Warren and Lyttelton, as well as the Umpire in Chief, Buller, were too far away to be able to appreciate the situation on Spion Kop, or to know how much or how little of the ridge was in possession of the British troops. Lyttelton’s naval guns, playing upon the Little Knoll, were twice silenced by a message from Warren, who was under the impression that the whole of the ridge from the Twin Peaks to the main position on Spion Kop was held. A demonstration made earlier in the day by Lyttelton towards Brakfontein was checked by Buller, who was unwilling to engage the enemy in that direction.
The Boers, a small party of whom before Woodgate’s death had climbed the dead ground, and had come within fifty yards of the main trench, again attained the outer crest, and a counter attack led by Thorneycroft in person partially failed, and although the verge was not wholly abandoned, only the main trench filled with dead, wounded, and unwounded men parched with thirst, remained for effective resistance. Woodgate had already paid the penalty for the hasty and fatal act of squatting down in an indefensible position, and lay among the other victims strewn upon the plateau; but the British soldier is not easily discouraged by the errors of his leaders. The cry “nous sommes trahis” is never heard from his lips, and when called upon on active service,
To live laborious days and shun delights,
he rarely fails to do his duty.
At mid-day the situation on Spion Kop was hazardous but not hopeless. Reinforcements had arrived and were quickly absorbed in the works which they quickened with patches of new vigour, but the terrible hail of bullet and shrapnel was not abated. No definite orders had been given to Clery, who was on the southern crest of the Rangeworthy Heights, except that he was to “use his discretion about opening fire against the enemy to his front, with a view to creating a diversion,” a discretion which he exercised by doing nothing.
Shortly before noon a step was taken by Buller, who was four miles away on Mount Alice, which enlarged the area of the Fog of War and brought Spion Kop within its chilling grasp.
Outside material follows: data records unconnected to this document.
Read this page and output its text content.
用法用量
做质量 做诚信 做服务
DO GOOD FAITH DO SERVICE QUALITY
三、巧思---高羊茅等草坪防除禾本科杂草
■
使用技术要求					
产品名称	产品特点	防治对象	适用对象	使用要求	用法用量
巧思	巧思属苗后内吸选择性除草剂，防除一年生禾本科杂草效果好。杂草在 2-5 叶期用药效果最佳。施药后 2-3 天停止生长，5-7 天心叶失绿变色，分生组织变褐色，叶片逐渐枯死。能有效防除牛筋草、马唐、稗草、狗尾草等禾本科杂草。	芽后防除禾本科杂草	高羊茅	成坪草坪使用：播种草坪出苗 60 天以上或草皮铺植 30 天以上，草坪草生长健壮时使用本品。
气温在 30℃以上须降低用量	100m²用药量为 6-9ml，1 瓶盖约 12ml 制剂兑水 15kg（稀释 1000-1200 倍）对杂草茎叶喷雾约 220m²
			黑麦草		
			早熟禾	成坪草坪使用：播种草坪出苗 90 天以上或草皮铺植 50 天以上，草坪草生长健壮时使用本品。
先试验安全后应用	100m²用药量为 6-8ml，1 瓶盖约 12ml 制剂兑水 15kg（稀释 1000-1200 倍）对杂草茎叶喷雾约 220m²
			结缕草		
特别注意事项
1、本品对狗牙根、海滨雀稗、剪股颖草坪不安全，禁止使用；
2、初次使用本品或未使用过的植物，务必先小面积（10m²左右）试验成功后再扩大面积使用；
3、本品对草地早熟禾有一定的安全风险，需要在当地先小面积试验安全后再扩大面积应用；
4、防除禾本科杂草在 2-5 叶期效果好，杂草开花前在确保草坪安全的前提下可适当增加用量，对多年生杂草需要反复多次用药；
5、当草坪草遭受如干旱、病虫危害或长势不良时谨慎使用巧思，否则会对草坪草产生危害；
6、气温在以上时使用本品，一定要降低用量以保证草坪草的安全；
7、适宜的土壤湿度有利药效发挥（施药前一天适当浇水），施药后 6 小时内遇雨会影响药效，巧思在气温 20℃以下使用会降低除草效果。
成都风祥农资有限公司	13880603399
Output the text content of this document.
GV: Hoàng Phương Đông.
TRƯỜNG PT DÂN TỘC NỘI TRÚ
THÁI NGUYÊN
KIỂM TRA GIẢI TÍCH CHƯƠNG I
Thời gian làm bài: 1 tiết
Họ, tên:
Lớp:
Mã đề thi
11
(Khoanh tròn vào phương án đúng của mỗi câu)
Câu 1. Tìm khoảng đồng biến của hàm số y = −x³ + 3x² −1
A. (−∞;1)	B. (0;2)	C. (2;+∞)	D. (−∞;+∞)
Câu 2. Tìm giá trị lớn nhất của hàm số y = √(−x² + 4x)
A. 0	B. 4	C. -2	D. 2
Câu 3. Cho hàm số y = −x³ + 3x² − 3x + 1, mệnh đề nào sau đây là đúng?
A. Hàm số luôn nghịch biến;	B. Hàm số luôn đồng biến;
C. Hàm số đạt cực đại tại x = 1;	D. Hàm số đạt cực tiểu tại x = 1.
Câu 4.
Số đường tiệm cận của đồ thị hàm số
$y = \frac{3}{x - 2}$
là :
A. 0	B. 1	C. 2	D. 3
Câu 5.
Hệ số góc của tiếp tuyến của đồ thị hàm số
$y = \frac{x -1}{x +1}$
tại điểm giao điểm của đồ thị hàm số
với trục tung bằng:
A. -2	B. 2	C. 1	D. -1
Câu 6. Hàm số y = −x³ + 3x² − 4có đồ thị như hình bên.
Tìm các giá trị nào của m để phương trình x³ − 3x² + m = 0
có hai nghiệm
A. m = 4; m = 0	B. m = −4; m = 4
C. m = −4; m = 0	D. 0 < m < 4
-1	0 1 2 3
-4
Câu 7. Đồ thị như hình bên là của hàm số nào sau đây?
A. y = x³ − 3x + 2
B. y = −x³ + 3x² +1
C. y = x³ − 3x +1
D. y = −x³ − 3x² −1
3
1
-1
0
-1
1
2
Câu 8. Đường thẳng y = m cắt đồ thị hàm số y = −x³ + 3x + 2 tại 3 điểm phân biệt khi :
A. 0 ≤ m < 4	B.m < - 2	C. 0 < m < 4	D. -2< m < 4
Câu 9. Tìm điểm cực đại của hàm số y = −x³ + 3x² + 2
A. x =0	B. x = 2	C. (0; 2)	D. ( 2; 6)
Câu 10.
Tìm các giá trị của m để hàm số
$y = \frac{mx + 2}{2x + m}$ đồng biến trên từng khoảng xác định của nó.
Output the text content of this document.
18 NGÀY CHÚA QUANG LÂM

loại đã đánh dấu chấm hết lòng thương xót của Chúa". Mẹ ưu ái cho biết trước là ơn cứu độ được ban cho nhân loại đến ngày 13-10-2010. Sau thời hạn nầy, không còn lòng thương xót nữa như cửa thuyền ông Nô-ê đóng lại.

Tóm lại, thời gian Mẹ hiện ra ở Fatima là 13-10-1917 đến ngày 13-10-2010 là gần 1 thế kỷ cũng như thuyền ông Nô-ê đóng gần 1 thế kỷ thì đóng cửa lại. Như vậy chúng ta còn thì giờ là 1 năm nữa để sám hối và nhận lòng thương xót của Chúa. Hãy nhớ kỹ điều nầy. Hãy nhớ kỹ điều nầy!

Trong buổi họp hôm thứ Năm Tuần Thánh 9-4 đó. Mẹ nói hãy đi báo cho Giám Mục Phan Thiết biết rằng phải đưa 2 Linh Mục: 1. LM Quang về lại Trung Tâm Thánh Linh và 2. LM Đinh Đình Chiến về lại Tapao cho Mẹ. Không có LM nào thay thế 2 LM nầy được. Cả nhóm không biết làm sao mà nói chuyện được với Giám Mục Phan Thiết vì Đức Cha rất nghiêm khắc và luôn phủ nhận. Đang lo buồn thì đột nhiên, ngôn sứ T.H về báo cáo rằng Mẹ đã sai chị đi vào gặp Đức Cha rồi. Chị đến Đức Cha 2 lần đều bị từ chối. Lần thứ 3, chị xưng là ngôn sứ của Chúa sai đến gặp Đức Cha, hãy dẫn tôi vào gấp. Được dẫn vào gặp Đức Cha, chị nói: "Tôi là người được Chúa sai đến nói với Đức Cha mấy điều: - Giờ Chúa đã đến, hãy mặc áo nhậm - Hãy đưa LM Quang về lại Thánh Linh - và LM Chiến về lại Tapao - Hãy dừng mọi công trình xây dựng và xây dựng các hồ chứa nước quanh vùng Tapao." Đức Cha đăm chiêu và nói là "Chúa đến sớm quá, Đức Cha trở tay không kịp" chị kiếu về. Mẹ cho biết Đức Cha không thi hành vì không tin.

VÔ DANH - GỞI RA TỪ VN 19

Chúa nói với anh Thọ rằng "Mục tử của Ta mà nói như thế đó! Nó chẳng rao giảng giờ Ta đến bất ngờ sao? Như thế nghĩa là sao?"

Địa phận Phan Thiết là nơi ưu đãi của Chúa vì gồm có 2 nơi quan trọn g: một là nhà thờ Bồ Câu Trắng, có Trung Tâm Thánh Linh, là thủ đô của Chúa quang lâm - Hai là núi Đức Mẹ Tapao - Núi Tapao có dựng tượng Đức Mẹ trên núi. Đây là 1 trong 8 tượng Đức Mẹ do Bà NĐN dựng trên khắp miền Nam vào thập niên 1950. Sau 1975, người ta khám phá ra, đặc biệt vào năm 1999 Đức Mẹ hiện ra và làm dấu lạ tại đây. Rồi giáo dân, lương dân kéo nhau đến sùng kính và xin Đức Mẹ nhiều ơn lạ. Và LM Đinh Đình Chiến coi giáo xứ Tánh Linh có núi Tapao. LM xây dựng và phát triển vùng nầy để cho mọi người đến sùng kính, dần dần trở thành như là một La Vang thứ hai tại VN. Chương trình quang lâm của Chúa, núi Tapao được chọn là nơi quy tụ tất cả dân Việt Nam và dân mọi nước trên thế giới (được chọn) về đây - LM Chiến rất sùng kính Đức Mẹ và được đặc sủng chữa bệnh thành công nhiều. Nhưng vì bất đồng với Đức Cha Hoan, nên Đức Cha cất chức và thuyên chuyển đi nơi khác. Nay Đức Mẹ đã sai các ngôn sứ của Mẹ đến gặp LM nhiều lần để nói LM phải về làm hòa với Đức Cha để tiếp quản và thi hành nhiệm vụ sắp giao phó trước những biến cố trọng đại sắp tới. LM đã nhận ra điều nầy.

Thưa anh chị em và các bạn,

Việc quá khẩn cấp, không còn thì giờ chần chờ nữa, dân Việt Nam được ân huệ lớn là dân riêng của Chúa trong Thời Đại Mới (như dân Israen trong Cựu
Thorneycroft was ordered to take command on the summit with the local rank of Brigadier-General, although there were several officers present senior to him: but many hours elapsed before the appointment was made known to all of those whom it most concerned. Coke, who was now on the S.W. spur, was unaware of it, and without communicating with Thorneycroft, sent at 12.50 p.m. to Warren a message which was not delivered till 2.20 p.m., that as the summit was crowded and the defence was maintaining itself, he had stopped further reinforcements.